Indore: The Madhya Pradesh High Court on Thursday rejected the bail plea of stand-up comedian Munawar Faruqui in a case against him for allegedly passing indecent remarks against Hindu deities, and observed that it was the constitutional duty of every citizen and the states to promote harmony among people irrespective of the diversities. Justice Rohit […]
Indore: The Madhya Pradesh High Court on Thursday rejected the bail plea of stand-up comedian Munawar Faruqui in a case against him for allegedly passing indecent remarks against Hindu deities, and observed that it was the constitutional duty of every citizen and the states to promote harmony among people irrespective of the diversities.
Justice Rohit Arya of the Indore bench of the high court also turned down the bail application of Nalin Yadav, another accused in the case.
The single-bench had on Monday reserved the order on their bail pleas.
Police had arrested Faruquand four others on January 1 following a complaint by a BJP MLA's son that objectionable remarks were made by him and others about Hindu deities during a comedy show at a caf in Indore. One more person was arrested later.
Faruqui and Yadav are currently lodged in Indore Central Jail. A magistrate court and a sessions court had earlier rejected their bail pleas.
In its order passed on Thursday, the court, while dismissing the bail pleas, said it refrains from commenting upon the contentions of the parties touching on merits, but based on the material seized, the statement of the witnesses and considering that the investigation is in progress, no case is made out for grant of bail.
"The observations, if any, made in the order on facts are only for the purpose of deciding these bail applications and shall have no bearing on pending trial," the order said.
While dismissing the bail plea, the judge ruled, "This court has carefully perused the case diary. The statements of witnesses recorded under section 161 CrPC, particularly the statements of the complainant Eklavya Singh Gaud and witness Kunal."

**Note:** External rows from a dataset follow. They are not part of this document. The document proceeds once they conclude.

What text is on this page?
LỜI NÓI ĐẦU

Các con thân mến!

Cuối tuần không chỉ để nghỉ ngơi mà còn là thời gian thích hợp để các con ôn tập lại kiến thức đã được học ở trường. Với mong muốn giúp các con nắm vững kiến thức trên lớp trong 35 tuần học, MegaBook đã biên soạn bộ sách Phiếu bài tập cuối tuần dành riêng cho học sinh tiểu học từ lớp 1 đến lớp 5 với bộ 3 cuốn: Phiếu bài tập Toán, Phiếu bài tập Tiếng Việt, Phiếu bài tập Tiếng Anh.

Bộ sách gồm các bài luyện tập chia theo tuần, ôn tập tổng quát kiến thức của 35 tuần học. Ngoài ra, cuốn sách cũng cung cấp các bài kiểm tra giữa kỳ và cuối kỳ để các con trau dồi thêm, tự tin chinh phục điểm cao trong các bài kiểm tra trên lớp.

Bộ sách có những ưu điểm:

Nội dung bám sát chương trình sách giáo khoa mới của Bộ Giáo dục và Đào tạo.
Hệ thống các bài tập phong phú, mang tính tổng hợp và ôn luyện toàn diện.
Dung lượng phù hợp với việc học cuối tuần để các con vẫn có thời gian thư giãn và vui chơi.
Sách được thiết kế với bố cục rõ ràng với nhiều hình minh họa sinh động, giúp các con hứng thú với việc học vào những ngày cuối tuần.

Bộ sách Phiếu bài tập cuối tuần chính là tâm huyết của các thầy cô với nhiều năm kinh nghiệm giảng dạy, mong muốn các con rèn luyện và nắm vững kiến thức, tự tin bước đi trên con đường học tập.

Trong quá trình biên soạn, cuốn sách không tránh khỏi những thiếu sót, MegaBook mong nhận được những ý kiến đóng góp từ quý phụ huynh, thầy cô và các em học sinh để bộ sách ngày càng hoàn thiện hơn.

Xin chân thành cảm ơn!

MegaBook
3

"Emphasis laid on some portions of the statements by the learned public prosecutor have already been reproduced in the form of his contention," it said.
"The evidence/material collected so far suggests that in an organized public show under the garb of standup comedy at a public place on commercial lines, prima facie, scurrilous, disparaging utterances, outraging religious feelings of a class of citizens of India with deliberate intendment, were made by the applicant," it said.
The ruling also pointed out that the counsel for the applicant tried to submit that the applicant, Faruqui, came on an invitation from the organisers of the comedy show and though present on the spot at the show, did not utter anything as alleged.
"In the light of the statements of the complainant and the witnesses referred above, the seized articles, viz, video footage of the show and the seizure memos detailed above, at this stage it is difficult to countenance to the submissions of the learned counsel for the applicant as complacency of the applicant cannot be ruled out, besides vulnerability of his acts in public domain. It is not a case of no evidence. More so, the investigation is in progress," it said.
"The possibility of collection of more incriminating material and complacency of other persons cannot also be ruled out. Further, it has come on record that a similar nature of offence has been registered against the applicant at Police Station Georgetown, Prayagraj, state of Uttar Pradesh," the order further said.
"That apart, there is also specific assertion by the counsel for the complainant that the applicant, along with other co-accused persons, allegedly making outraging filthy jokes in social media deliberately against Hindu Gods, Lord Shriram and Goddess Seeta, hurting religious sentiments of Hindus for the last 18 months, despite protest on various social media platforms. There is nothing on record to the contrary," it said.
"Before parting with the case, it is considered apposite to observe that our country is a beautiful country and sets an example of coexistence amid diversities, be it religion, language, culture, geographical locations etc, to the world at large," the order said.
"Mutual respect, faith and trust amongst all citizens of India are basic tenets of coexistence, in a welfare society governed by the principles of rule of law.
"It is the constitutional duty of every citizen of the country and also of the states to promote harmony and the spirit of common brotherhood amongst all the people of India irrespective of religious, linguistic, regional or sectional diversities and to value and preserve the rich heritage of our composite culture (Article 15A (e) and (f) of the Constitution of India," it said.
"States must endeavour that ecosystem and sustenance of coexistence in our welfare society is not polluted by negative forces and must strive for achievement of goals as enshrined under Article 51A(e) and (f) of the Constitution of India, in particular as these provisions are part of our vibrant Constitution and not dead letters," the order said.
According to the police, the comedy show was held at a cafe in 56 Dukan area of Indore on January 1. Eklavya Singh Gaud (36), son of local BJP MLA Malini Laxman Singh Gaud, had filed a complaint against Faruqui and others.
Gaud said that he and his associates had gone to watch the show and when they heard the "indecent" comments, they forced the organisers to stop the programme.
The complaint said that indecent remarks were passed against Hindu gods and goddesses and Union Home Minister Amit Shah during the show.
Faruqui and four others were later arrested by the police. All of them were booked under IPC sections 295-A (outraging religious feelings), 269 (unlawful or negligent act likely to spread the infection of any disease dangerous to life) and other relevant provisions. One more person was arrested in this connection later.